Dr. Lawrence Epstein writes, in his essay on Jewish Universalism: “Israel was to be a light unto the nations. A light needs a standing place. A holy nation must be a nation.”
And lastly, what are we to make of this love of Israel in light of what so many people see as its imperfections. Israel’s very existence is perhaps a miracle, and she is contributing so much to the world in agriculture, medicine, technology, culture, and by continuing to be a free and democratic country in part of the world where both are in short supply. There is so much to be proud of. And yet, and yet….there is also the occupation, the discrimination and racism toward Arabs and other minorities, the lack of religious pluralism and true acceptance of all of the streams of Jewish thought and practice. Israel never seems to fully live up to the idealized vision of our hopes and dreams for the Jewish homeland.
And yet it is perhaps our dreams that sometimes prevent us from seeing how much there is to love in the very complicated reality of the present.

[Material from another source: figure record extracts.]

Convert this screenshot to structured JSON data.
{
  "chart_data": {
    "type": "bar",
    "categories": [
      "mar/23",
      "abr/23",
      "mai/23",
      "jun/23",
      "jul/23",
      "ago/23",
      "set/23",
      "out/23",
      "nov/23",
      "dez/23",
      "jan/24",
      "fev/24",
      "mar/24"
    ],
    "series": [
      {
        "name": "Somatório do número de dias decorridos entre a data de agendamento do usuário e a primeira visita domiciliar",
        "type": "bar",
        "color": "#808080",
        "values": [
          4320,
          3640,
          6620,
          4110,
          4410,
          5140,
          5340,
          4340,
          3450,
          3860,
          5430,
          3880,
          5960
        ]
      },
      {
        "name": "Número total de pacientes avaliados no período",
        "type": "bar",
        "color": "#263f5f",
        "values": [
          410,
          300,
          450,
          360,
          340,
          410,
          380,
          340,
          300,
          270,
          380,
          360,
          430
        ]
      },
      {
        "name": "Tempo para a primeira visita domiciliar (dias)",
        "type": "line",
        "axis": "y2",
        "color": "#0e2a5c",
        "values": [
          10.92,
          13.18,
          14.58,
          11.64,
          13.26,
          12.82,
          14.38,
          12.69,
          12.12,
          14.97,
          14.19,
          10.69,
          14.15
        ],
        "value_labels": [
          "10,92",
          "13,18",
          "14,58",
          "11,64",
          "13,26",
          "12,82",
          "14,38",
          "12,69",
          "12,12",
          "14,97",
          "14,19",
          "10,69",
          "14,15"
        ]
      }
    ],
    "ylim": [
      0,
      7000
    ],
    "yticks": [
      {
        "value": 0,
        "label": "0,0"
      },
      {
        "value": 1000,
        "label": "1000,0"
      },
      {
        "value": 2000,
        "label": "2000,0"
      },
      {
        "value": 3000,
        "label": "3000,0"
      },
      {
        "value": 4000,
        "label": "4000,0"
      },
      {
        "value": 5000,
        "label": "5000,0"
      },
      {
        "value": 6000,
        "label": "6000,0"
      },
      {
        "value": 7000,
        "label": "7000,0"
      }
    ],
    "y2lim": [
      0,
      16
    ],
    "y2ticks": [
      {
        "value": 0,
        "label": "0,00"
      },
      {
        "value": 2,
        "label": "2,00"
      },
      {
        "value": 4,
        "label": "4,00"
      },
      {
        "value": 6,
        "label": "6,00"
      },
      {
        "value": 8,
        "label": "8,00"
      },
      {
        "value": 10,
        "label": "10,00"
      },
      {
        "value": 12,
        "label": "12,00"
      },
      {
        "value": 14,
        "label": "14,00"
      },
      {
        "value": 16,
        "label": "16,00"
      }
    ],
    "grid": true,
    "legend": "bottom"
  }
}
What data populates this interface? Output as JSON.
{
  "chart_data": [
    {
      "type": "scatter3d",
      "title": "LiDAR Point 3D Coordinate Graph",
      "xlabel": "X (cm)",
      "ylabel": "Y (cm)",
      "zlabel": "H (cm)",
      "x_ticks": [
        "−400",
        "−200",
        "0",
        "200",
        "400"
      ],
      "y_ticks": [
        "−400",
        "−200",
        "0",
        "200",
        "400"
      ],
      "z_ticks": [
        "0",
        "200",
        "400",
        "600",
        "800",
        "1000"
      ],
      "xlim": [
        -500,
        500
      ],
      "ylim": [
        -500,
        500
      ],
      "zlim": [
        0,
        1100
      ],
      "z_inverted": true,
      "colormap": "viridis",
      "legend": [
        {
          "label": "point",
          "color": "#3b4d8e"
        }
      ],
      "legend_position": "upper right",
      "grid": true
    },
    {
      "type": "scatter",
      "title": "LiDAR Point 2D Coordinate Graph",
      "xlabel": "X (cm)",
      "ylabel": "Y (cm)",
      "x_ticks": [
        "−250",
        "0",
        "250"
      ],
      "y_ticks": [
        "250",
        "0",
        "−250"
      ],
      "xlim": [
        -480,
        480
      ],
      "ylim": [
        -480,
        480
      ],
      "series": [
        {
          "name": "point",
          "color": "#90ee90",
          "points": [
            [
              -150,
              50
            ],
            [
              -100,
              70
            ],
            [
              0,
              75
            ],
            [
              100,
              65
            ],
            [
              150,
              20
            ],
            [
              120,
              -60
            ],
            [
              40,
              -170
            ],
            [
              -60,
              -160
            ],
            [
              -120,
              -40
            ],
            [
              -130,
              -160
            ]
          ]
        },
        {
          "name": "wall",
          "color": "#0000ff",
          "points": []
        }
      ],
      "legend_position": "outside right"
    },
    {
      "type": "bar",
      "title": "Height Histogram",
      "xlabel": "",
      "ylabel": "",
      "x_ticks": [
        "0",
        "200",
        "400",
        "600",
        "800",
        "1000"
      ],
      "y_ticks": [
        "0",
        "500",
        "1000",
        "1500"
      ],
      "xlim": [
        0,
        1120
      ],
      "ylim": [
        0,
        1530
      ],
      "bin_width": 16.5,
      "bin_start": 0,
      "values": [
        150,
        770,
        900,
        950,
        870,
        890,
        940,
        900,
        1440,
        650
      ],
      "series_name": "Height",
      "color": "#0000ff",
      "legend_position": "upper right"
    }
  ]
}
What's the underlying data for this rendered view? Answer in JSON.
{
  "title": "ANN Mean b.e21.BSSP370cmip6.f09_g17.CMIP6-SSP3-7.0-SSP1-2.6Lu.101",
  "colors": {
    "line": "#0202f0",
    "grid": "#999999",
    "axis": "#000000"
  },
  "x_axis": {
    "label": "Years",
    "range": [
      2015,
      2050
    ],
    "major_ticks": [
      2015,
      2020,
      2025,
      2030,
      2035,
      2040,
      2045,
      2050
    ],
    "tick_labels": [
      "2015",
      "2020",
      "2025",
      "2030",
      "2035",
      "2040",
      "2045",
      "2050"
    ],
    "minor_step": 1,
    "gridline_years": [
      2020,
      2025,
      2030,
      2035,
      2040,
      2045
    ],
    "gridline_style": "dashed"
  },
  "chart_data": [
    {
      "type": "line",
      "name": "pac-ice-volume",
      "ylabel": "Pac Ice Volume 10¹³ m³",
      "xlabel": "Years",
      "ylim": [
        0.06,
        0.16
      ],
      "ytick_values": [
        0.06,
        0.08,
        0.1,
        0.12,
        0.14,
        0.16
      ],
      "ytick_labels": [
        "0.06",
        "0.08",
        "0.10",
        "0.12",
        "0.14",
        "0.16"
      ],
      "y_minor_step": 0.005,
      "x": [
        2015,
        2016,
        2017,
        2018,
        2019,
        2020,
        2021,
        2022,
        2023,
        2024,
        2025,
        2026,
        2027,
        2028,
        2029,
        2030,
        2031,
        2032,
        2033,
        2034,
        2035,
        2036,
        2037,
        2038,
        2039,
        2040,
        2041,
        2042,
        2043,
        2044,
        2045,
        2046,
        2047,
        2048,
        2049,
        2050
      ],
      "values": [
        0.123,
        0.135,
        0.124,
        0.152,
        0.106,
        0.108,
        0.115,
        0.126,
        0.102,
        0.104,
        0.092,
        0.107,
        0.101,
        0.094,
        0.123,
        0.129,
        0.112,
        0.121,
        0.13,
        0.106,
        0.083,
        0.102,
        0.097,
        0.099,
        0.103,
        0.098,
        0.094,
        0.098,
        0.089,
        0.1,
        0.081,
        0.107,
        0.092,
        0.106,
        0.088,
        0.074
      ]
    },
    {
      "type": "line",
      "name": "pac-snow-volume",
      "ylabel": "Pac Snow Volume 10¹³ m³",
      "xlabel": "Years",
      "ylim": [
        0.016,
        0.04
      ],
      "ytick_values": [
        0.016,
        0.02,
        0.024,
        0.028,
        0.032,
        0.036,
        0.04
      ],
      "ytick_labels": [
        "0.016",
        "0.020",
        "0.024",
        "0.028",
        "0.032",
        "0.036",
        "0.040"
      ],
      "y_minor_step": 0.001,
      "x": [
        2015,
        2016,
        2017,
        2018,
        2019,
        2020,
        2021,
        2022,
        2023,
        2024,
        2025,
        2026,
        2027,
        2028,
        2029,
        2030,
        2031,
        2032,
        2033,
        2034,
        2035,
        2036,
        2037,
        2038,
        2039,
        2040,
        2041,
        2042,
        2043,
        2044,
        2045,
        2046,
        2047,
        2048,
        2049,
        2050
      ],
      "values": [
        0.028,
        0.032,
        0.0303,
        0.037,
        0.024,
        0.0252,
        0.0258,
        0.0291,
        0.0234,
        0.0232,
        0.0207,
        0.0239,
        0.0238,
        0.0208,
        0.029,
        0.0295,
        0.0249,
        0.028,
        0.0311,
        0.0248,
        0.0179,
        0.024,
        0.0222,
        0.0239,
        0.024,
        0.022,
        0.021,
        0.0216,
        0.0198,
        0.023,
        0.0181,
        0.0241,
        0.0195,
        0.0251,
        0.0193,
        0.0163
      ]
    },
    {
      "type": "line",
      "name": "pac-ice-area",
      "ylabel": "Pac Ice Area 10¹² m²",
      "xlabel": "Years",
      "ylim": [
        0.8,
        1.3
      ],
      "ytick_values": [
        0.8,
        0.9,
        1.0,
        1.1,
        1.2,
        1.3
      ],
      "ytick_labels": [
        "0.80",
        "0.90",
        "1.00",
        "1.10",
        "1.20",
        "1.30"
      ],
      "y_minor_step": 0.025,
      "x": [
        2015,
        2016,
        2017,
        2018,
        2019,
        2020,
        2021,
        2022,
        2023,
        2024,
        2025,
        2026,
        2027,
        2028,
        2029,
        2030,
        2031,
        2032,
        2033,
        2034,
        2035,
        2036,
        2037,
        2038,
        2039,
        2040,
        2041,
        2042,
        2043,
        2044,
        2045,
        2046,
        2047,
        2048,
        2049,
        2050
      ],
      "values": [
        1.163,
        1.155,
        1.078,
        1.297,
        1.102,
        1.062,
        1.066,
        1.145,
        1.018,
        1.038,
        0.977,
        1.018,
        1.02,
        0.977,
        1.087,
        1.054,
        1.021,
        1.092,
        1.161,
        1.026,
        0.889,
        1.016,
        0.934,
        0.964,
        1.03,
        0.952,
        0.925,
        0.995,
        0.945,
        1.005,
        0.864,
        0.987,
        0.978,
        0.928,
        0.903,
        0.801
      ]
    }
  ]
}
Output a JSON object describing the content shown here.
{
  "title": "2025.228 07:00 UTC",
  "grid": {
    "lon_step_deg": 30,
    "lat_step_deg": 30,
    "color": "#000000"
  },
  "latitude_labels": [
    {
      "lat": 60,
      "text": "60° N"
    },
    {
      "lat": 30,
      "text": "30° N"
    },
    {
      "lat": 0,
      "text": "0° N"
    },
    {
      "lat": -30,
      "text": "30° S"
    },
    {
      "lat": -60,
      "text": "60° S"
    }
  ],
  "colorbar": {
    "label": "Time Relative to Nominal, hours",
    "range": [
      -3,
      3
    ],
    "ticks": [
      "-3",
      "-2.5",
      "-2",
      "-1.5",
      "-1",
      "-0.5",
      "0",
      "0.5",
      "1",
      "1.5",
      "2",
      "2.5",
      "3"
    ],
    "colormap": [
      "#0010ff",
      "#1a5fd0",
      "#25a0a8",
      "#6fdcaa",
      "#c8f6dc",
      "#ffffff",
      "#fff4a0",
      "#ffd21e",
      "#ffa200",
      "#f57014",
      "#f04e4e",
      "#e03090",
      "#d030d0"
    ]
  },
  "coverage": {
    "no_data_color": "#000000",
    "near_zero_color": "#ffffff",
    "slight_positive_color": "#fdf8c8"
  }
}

Novelist Amos Oz writes: “Countries and nations are born out of geography, they are born out of history, out of politics, and out of demography.” But…“Israel was born out of a dream, and everything – everything at all that is born out of a dream – is destined to feel like a slight disappointment. The only way to keep a dream perfect and rosy and intact and unspoilt is never to try to live it out. A fulfilled dream is a disappointing dream. This is true of writing a novel, this is true of building a house, this is true of living out a sexual fantasy, and this is true of building a nation. Israel has a certain air of disappointment about it, but this is not in the nature of Israel. It is in the nature of dreams.”
I think what happens on our trips is that, through all the imperfections, people get a glimpse of that dream. We get a glimpse of a new manifestation of what being part of the Jewish people can mean. And we bring it home with us, and it changes for us, maybe a little or maybe a lot, what it means to be a Jew. And we learn something new about love. Shabbat Shalom.